Britta Siegers (born 4 July 1966) is a retired German wheelchair tennis player and Paralympic swimmer who competed in international level events. She was the first German disabled athlete to compete in two different sports at the Paralympics: she was a swimmer from 1984 to 1992 and returned twelve years later as a wheelchair tennis player at the 2004 Summer Paralympics.

==Swimming career==
Siegers' first sport was swimming when she started in 1969 after she lost both of her legs in a train accident aged two years old.
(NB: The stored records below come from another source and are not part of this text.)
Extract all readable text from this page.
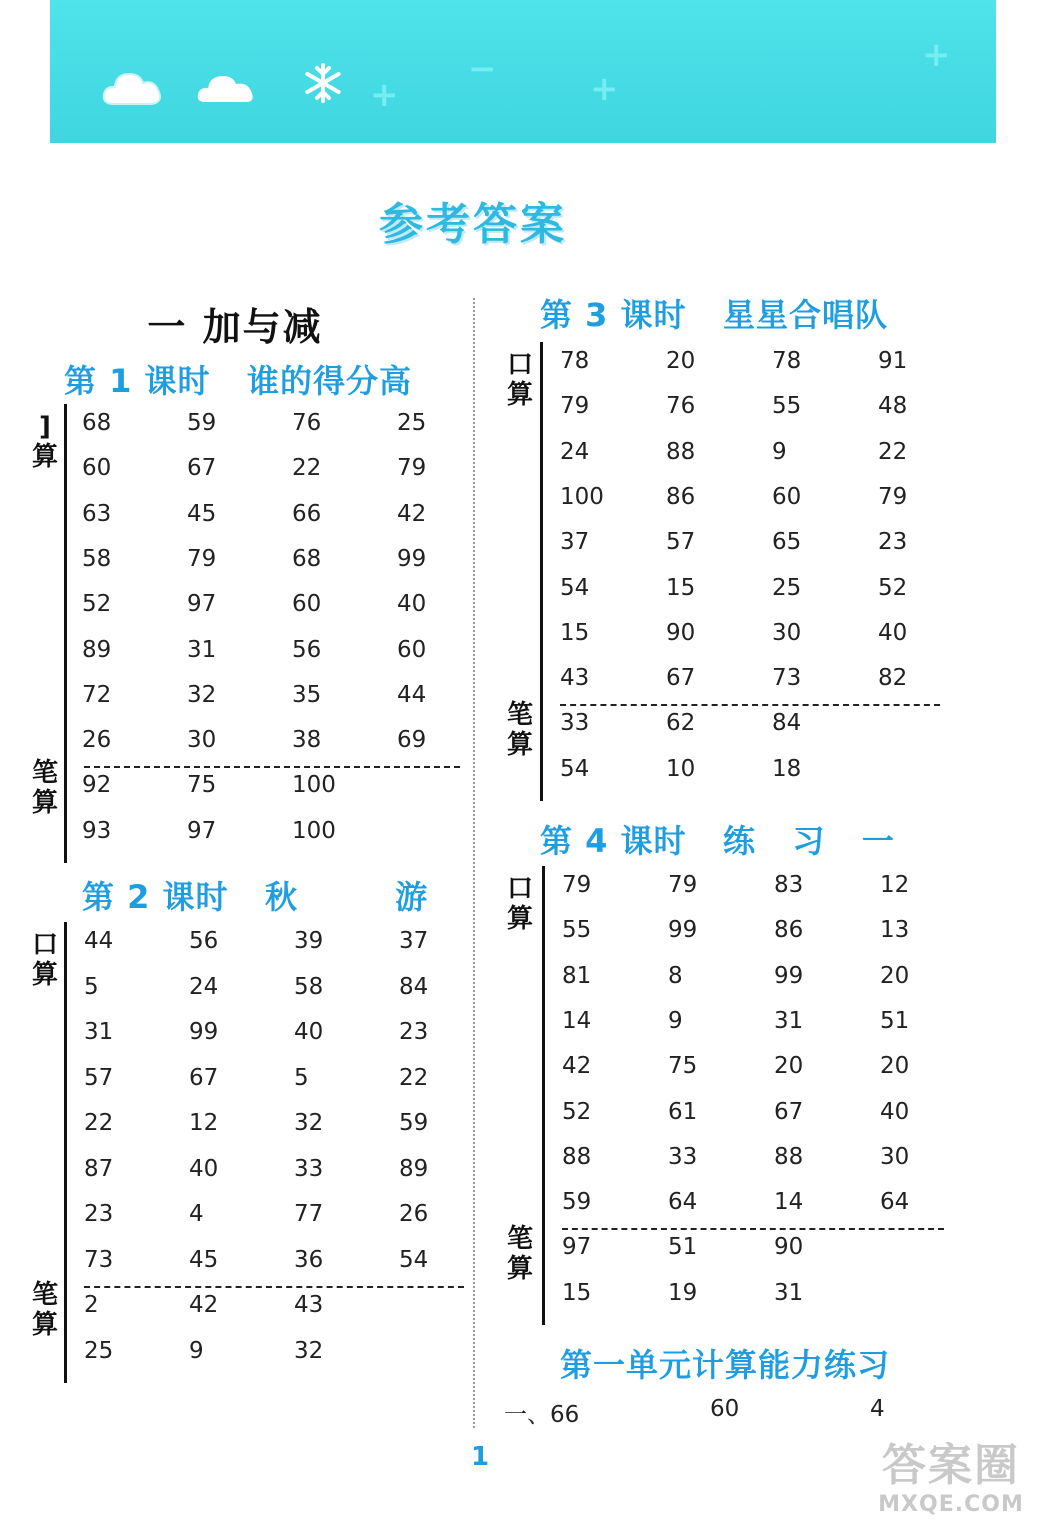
+
−	+
+
参考答案
一 加与减
第 1 课时   谁的得分高
]
算
笔
算
68	59	76	25
60	67	22	79
63	45	66	42
58	79	68	99
52	97	60	40
89	31	56	60
72	32	35	44
26	30	38	69
92	75	100
93	97	100
第 2 课时   秋        游
口
算
笔
算
44	56	39	37
5	24	58	84
31	99	40	23
57	67	5	22
22	12	32	59
87	40	33	89
23	4	77	26
73	45	36	54
2	42	43
25	9	32
第 3 课时   星星合唱队
口
算
笔
算
78	20	78	91
79	76	55	48
24	88	9	22
100	86	60	79
37	57	65	23
54	15	25	52
15	90	30	40
43	67	73	82
33	62	84
54	10	18
第 4 课时   练   习   一
口
算
笔
算
79	79	83	12
55	99	86	13
81	8	99	20
14	9	31	51
42	75	20	20
52	61	67	40
88	33	88	30
59	64	14	64
97	51	90
15	19	31
第一单元计算能力练习
一、66	60	4
1	答案圈
MXQE.COM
She swam competitively in 1984 at the Summer Paralympics and won her first medals there. Her most successful Paralympic Games was in 1992 where she won five gold medals, two silvers and one bronze medal, she narrowly missed winning her consecutive freestyle titles after being beaten by Priya Cooper in both the 50m and 100m freestyle S8.

==Tennis career==
Siegers began playing wheelchair tennis in the early 1994 after her retirement to swimming in 1992. She won seven singles titles and eleven doubles titles and her highest ranking was World No. 8 in July 2003, she competed at her fourth and last Summer Paralympics Games in Athens in 2004 where she reached the quarterfinals in the women's singles.